Because dyspeptic symptoms are far more prevalent than ulcer complications in users of nonsteroidal anti-inflammatory drugs (NSAIDs), economic models indicate that dyspepsia rates (not ulcer complications) are the major determinant of cost-effectiveness in treating arthritis. We performed a meta-analysis to compare rates of dyspepsia for two common therapies in high-risk patients with arthritis: cyclooxygenase-2 inhibitor (Coxib) alone and combination therapy with a nonselective NSAID and a proton pump inhibitor (PPI) (NSAID+PPI).

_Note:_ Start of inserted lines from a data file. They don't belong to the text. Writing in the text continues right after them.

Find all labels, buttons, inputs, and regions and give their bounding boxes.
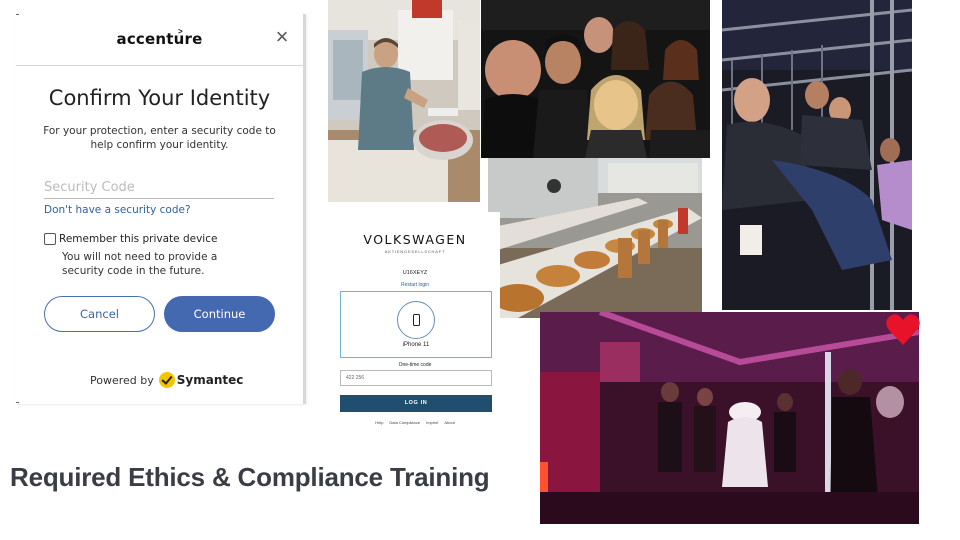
dialog-title: Confirm Your Identity bbox=[48, 86, 271, 110]
footer-links: Help Data Compliance Imprint About bbox=[330, 420, 500, 425]
otp-label: One-time code bbox=[398, 362, 432, 368]
photo-stadium-crowd bbox=[722, 0, 912, 310]
close-icon[interactable]: × bbox=[273, 26, 291, 48]
photo-pizza-hall bbox=[488, 158, 702, 318]
security-code-field-wrap bbox=[44, 178, 274, 199]
accenture-logo: accenture bbox=[116, 30, 203, 48]
user-id-label: U16XEYZ bbox=[402, 270, 428, 276]
remember-device-checkbox[interactable] bbox=[44, 233, 56, 245]
heart-icon bbox=[885, 312, 921, 353]
photo-group-selfie bbox=[481, 0, 710, 158]
continue-button[interactable]: Continue bbox=[164, 296, 275, 332]
footer-link-help[interactable]: Help bbox=[375, 420, 383, 425]
restart-login-link[interactable]: Restart login bbox=[330, 282, 500, 288]
volkswagen-logo-text: VOLKSWAGEN bbox=[363, 232, 467, 247]
volkswagen-subbrand: AKTIENGESELLSCHAFT bbox=[384, 249, 446, 254]
training-caption: Required Ethics & Compliance Training bbox=[10, 462, 490, 492]
no-security-code-link[interactable]: Don't have a security code? bbox=[44, 204, 191, 216]
cancel-button[interactable]: Cancel bbox=[44, 296, 155, 332]
volkswagen-login-card: VOLKSWAGEN AKTIENGESELLSCHAFT U16XEYZ Re… bbox=[330, 212, 500, 440]
symantec-check-icon bbox=[158, 372, 175, 388]
otp-input[interactable]: 422 256 bbox=[340, 370, 492, 386]
accenture-identity-dialog: accenture > × Confirm Your Identity For … bbox=[16, 14, 306, 404]
photo-kitchen-cooking bbox=[328, 0, 480, 202]
crop-mark bbox=[16, 14, 19, 15]
dialog-description: For your protection, enter a security co… bbox=[43, 125, 276, 151]
accenture-logo-mark: > bbox=[178, 27, 183, 36]
smartphone-icon bbox=[413, 314, 420, 326]
device-icon-circle bbox=[397, 301, 435, 339]
remember-device-description: You will not need to provide a security … bbox=[62, 251, 218, 277]
device-name: iPhone 11 bbox=[402, 342, 430, 348]
photo-purple-party bbox=[540, 312, 919, 524]
remember-device-label[interactable]: Remember this private device bbox=[59, 233, 217, 245]
login-button[interactable]: LOG IN bbox=[340, 395, 492, 412]
footer-link-data-compliance[interactable]: Data Compliance bbox=[389, 420, 420, 425]
footer-link-about[interactable]: About bbox=[444, 420, 454, 425]
security-code-input[interactable] bbox=[44, 178, 274, 199]
powered-by-label: Powered by bbox=[90, 373, 154, 387]
dialog-header: accenture > × bbox=[16, 14, 303, 66]
crop-mark bbox=[16, 402, 19, 403]
symantec-logo-text: Symantec bbox=[176, 373, 244, 387]
device-option-iphone[interactable]: iPhone 11 bbox=[340, 291, 492, 358]
footer-link-imprint[interactable]: Imprint bbox=[426, 420, 438, 425]
powered-by-symantec: Powered by Symantec bbox=[90, 372, 243, 388]
remember-device-row: Remember this private device bbox=[44, 233, 217, 245]
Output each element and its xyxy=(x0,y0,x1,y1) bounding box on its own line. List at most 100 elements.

We performed a systematic review to identify trials comparing either a Coxib versus NSAID or NSAID+PPI versus NSAID in chronic arthritis. We selected studies that report incident dyspepsia, defined a priori as "epigastric pain," "dyspepsia," and "nausea." We then performed meta-analysis to compare the relative risk reduction and absolute risk reduction of dyspepsia for Coxib versus NSAID and NSAID+PPI versus NSAID.


Meta-analysis of 26 studies comparing dyspepsia between Coxibs and NSAIDs revealed a 12% relative risk reduction for Coxibs with an absolute risk reduction of 3.7%. Meta-analysis of four studies comparing dyspepsia between the NSAID+PPI combination and NSAIDs alone revealed a 66% relative risk reduction for NSAID+PPI with an absolute risk reduction of 9%. Compared with the NSAID strategy, the number needed to treat to prevent dyspepsia was 27 for Coxibs and 11 for NSAID+PPI.


NSAID+PPI affords greater risk reduction for dyspepsia than Coxibs when compared with the common baseline of NSAIDs. Because there are limited head-to-head data comparing Coxibs versus NSAID+PPI, these data provide the best indirect evidence that NSAID+PPI may be superior to Coxibs in minimizing incident dyspepsia.